EU to compromise on auto emissions
BRUSSELS: The European Commission will unveil a compromise proposal Wednesday on limiting emissions from new passenger cars in a battle that has pitted Europe's ambitious environmental goals against some of the world's biggest car makers.
After fierce lobbying by European automakers, the 27-member EU executive is expected to endorse a watered- down blueprint to impose a mandatory limit on carbon dioxide emissions from new cars to an average of 130 grams per kilometer by 2012. The initial proposal, which the EU was forced to shelve last week, set a target of 120 grams.
Environmentalists criticized the EU for surrendering to the auto industry, saying the plan would do little to dissuade European car makers from continuing to produce gas-guzzlers.
But the powerful auto lobby, concerned that the measure risked denting profits and spurring factory closures across the Continent, is girding for a further fight on the initiative, which forms the basis for upcoming EU legislation that must be approved by EU member states.
Under the proposal, the commission will accept the industry's demand for an approach that reduces pressure on manufacturers to alter their car designs.
Instead, carmakers will be encouraged to find other ways to reduce emissions, such using more biofuels, improving tires and gear boxes, educating motorists about fuel-efficient driving and requiring roads to be smoother.
Sigrid de Vries, a spokeswoman of the European Automobile Manufacturers Association, which represents 13 automakers, including BMW, Volkswagon and Ford, said the compromise still placed an expensive burden on the automotive industry.
"The risk is that it will lead to a loss of jobs and production in Europe," she said, "while making cars more expensive for consumers."
The auto industry employs six million people in Europe, the bulk of them in big EU countries like Germany, France, Italy and Spain.
Sergio Marchionne, the chairman of Fiat, warned the European Commission president, José Manuel Barroso, that the previously proposed 120 gram emissions cap would shift thousands of jobs overseas.
He argued that the commission's own consultants had calculated that the cap would add €3,650, or $4,800, to the average retail price of a new car.
Some auto executives say they also fear that a mandatory EU cap on carbon-dioxide emissions would unfairly favor companies like Renault and Fiat, which produce smaller cars.

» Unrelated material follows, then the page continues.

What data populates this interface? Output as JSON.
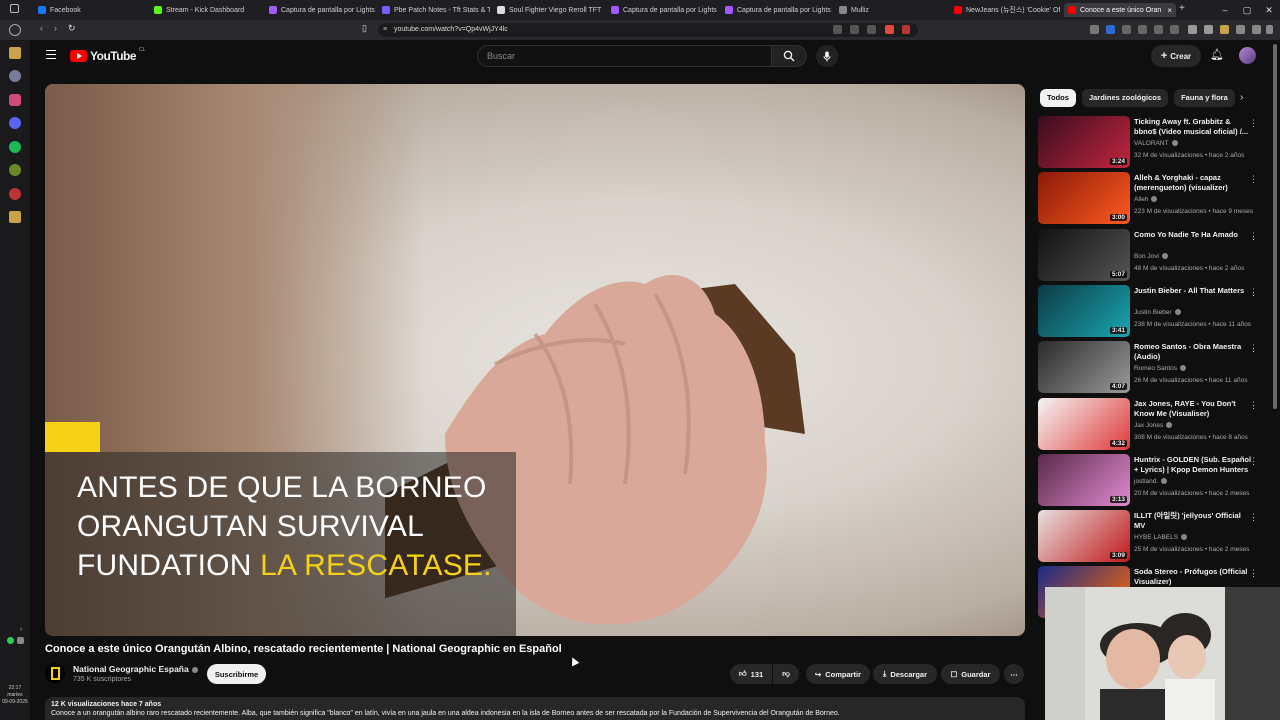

"This is a business war in Europe," the chief executive of Porsche, Wendelin Wiedeking, said at a recent meeting of shareholders in Stuttgart. "It's the French and Italians up against the Germans."
Environmental groups sought to rein in the automakers' campaign, arguing that cars accounted for more than one 10th of the EU's emissions of carbon dioxide.

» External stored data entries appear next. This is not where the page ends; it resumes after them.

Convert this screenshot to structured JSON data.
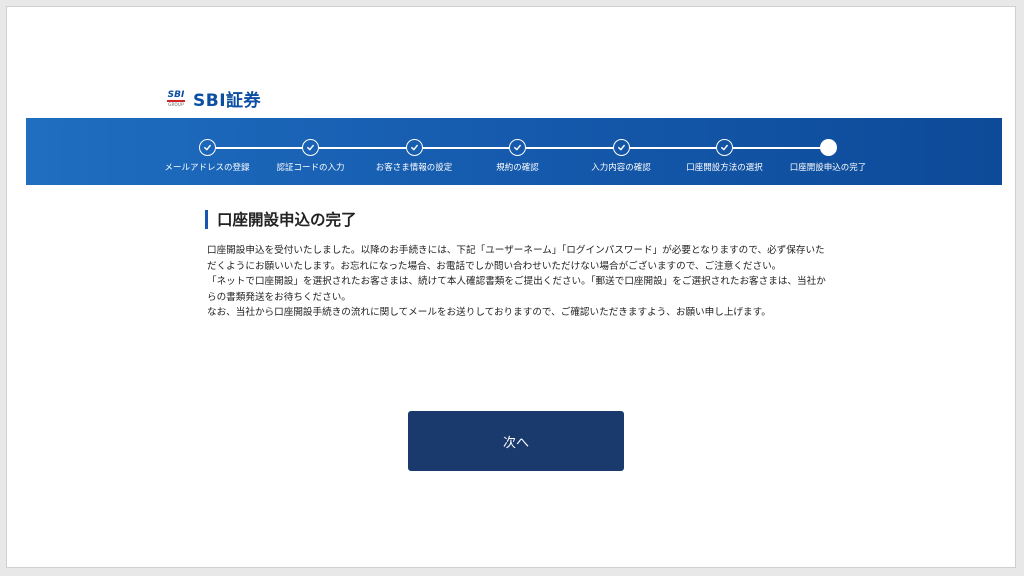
{
  "header": {
    "logo_mark": "SBI",
    "logo_group": "GROUP",
    "logo_text": "SBI証券"
  },
  "steps": [
    {
      "label": "メールアドレスの登録",
      "status": "done"
    },
    {
      "label": "認証コードの入力",
      "status": "done"
    },
    {
      "label": "お客さま情報の設定",
      "status": "done"
    },
    {
      "label": "規約の確認",
      "status": "done"
    },
    {
      "label": "入力内容の確認",
      "status": "done"
    },
    {
      "label": "口座開設方法の選択",
      "status": "done"
    },
    {
      "label": "口座開設申込の完了",
      "status": "current"
    }
  ],
  "main": {
    "title": "口座開設申込の完了",
    "paragraphs": [
      "口座開設申込を受付いたしました。以降のお手続きには、下記「ユーザーネーム」「ログインパスワード」が必要となりますので、必ず保存いただくようにお願いいたします。お忘れになった場合、お電話でしか問い合わせいただけない場合がございますので、ご注意ください。",
      "「ネットで口座開設」を選択されたお客さまは、続けて本人確認書類をご提出ください。「郵送で口座開設」をご選択されたお客さまは、当社からの書類発送をお待ちください。",
      "なお、当社から口座開設手続きの流れに関してメールをお送りしておりますので、ご確認いただきますよう、お願い申し上げます。"
    ],
    "next_label": "次へ"
  },
  "colors": {
    "brand_blue": "#0b4ea2",
    "stepper_bg": "#155aad",
    "button_bg": "#1a3a6e",
    "accent_red": "#d2232a"
  }
}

They said many European car companies were intent on producing gas-guzzling cars, even though Japanese, French and Italian automakers had shown that producing more fuel-efficient cars was a viable option.

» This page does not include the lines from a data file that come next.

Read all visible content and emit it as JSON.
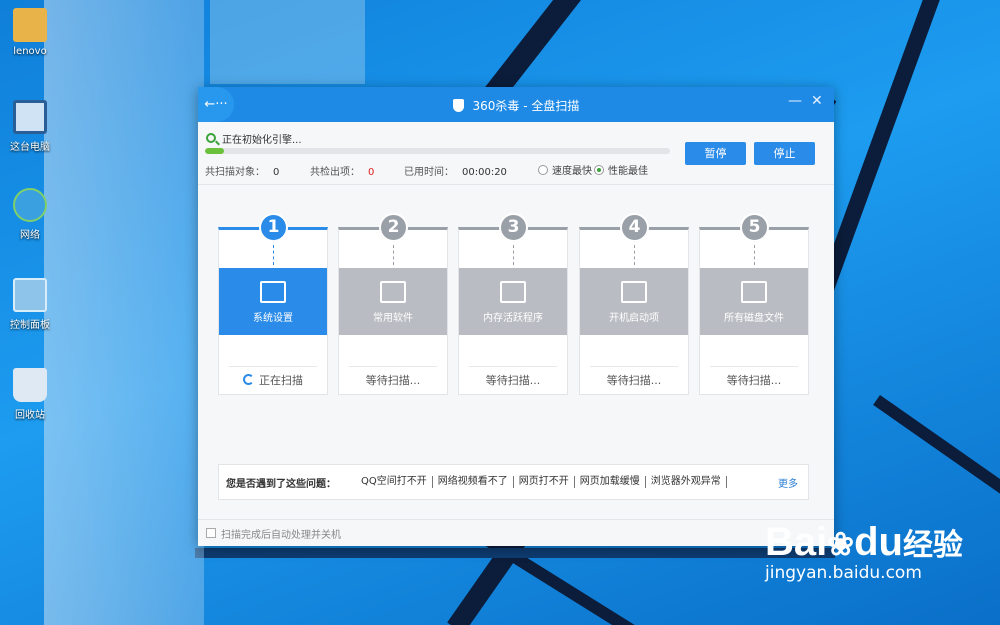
{
  "desktop": {
    "icons": [
      {
        "label": "lenovo",
        "icon": "folder-user-icon",
        "color": "#e8b44a"
      },
      {
        "label": "这台电脑",
        "icon": "computer-icon",
        "color": "#cfe3f5"
      },
      {
        "label": "网络",
        "icon": "network-globe-icon",
        "color": "#3aa0e0"
      },
      {
        "label": "控制面板",
        "icon": "control-panel-icon",
        "color": "#8fc4ea"
      },
      {
        "label": "回收站",
        "icon": "recycle-bin-icon",
        "color": "#dfe9f3"
      }
    ]
  },
  "window": {
    "title": "360杀毒 - 全盘扫描",
    "back_icon": "←···",
    "minimize_icon": "—",
    "close_icon": "✕"
  },
  "status": {
    "message": "正在初始化引擎...",
    "progress_percent": 4,
    "scanned_label": "共扫描对象：",
    "scanned_value": "0",
    "found_label": "共检出项：",
    "found_value": "0",
    "time_label": "已用时间：",
    "time_value": "00:00:20",
    "speed_option": "速度最快",
    "performance_option": "性能最佳",
    "selected_mode": "performance"
  },
  "buttons": {
    "pause": "暂停",
    "stop": "停止"
  },
  "steps": [
    {
      "num": "1",
      "label": "系统设置",
      "state": "正在扫描",
      "active": true,
      "icon": "windows-settings-icon"
    },
    {
      "num": "2",
      "label": "常用软件",
      "state": "等待扫描...",
      "active": false,
      "icon": "software-icon"
    },
    {
      "num": "3",
      "label": "内存活跃程序",
      "state": "等待扫描...",
      "active": false,
      "icon": "memory-icon"
    },
    {
      "num": "4",
      "label": "开机启动项",
      "state": "等待扫描...",
      "active": false,
      "icon": "startup-icon"
    },
    {
      "num": "5",
      "label": "所有磁盘文件",
      "state": "等待扫描...",
      "active": false,
      "icon": "disk-search-icon"
    }
  ],
  "issues": {
    "question": "您是否遇到了这些问题：",
    "links": [
      "QQ空间打不开",
      "网络视频看不了",
      "网页打不开",
      "网页加载缓慢",
      "浏览器外观异常"
    ],
    "more": "更多"
  },
  "footer": {
    "auto_shutdown": "扫描完成后自动处理并关机"
  },
  "watermark": {
    "main": "Bai",
    "main2": "du",
    "cn": "经验",
    "sub": "jingyan.baidu.com"
  }
}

The Toyota Prius hybrid, for example, emits 104 grams of carbon dioxide emissions per kilometer, while the Citroen C1 produces 109 grams.
"This proposal is a pathetic caving in to industry — the car makers are choosing to market big gas guzzlers" said Dudley Curtis, spokesman for Transport & Environment, an environmental group.
"The European Commission's target has been watered down several times and in light of the climate change threat, this is very, very disappointing."
Barbara Helfferich, spokeswoman for the European Commission's environmental minister, said she was confident the EU would still be able to reach its Kyoto Protocol target, which aims to reduce greenhouse gas emissions by 8 percent below 1990 levels by 2012.
EU officials who have seen the proposal said the environmental commissioner, Stavros Dimas, had wanted to introduce far more ambitious mandatory carbon-dioxide limits for cars.
But officials, who asked not to be named because they were not authorized to speak publicly, said he was blocked by a group of commissioners led by industry commissioner Gunter Verheugen, who wanted the burden to be shared by car makers and equipment makers.
Even Chancellor Angela Merkel of Germany, holder of the EU's rotating presidency, waded into the debate, threatening last week to block the commission proposal and calling for different limits to be set for different types of cars.
The battle over the car industry's responsibility to lower emissions comes just weeks after the EU unveiled a "low- carbon" strategy to fight global warming by reducing its reliance on imported oil and natural gas and by promoting the use of renewable energy sources.
In an effort to promote the commission's climate-friendly agenda, EU officials said Dimas indicated recently that he was considering trading his large luxury model Mercedes for a more fuel- efficient Toyota Lexus.
Such a move would breach convention in Brussels, where commissioners typically use European cars, usually German-made BMWs or Audis.